Thin film interference
Rays reflect inside a thin film of plastic. The two (or more) emerging rays have travelled different path lengths and their wave crests might be in-phase or out of phase or in some in between condition.
The in-phase condition depends (like birefringence) on viewing angle and colour.
We see patches of colour but in general they are weaker than those from birefringence.
Soap film colours are from thin film interference.
Laminated toughened glass is anisotropic and this causes it to be birefringent. Light entering it splits into two distinct rays which are polarised and refracted differently.

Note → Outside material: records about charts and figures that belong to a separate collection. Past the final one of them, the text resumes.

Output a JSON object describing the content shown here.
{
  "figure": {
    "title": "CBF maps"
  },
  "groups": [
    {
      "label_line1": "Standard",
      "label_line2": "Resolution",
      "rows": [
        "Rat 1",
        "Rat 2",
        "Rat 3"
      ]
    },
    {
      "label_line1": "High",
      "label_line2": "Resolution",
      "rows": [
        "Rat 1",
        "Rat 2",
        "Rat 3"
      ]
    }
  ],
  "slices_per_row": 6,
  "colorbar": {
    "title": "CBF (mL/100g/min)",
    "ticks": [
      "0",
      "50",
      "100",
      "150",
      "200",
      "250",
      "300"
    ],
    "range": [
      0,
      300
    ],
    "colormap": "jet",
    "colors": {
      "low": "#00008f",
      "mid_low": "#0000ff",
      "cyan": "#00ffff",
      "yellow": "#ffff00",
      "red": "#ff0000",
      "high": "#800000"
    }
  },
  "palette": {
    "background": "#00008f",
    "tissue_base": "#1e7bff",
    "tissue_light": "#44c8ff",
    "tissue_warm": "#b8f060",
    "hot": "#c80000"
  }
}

The two rays have slightly different optical path lengths as they traverse the glass. On emerging, their wave crests can be in phase and combine to give a bright colour. They could also be out of phase giving less or no light. The phase condition depends on the wavelength (colour) and the viewing angle. We see coloured patches!
The colours are irregular because the anisotropy is generated as the glass is heated and cooled to laminate and toughen it. The mirror symmetry of the colours on the two windshields speaks volumes that they are the result of anisotropy and strains deliberately introduced during manufacture.
Birefringence is best seen by illuminating the material with plane polarized light and then viewing or photographing it through a second polariser. The colours can often be seen without deliberate polarization. The multi-layered windows act in themselves as partial polarisers.
Passenger windows are also birefringent and can generate bands of false colour especially on photographs.
Car windscreens have toughened laminated glass – they show similar (but weaker) colour patterns.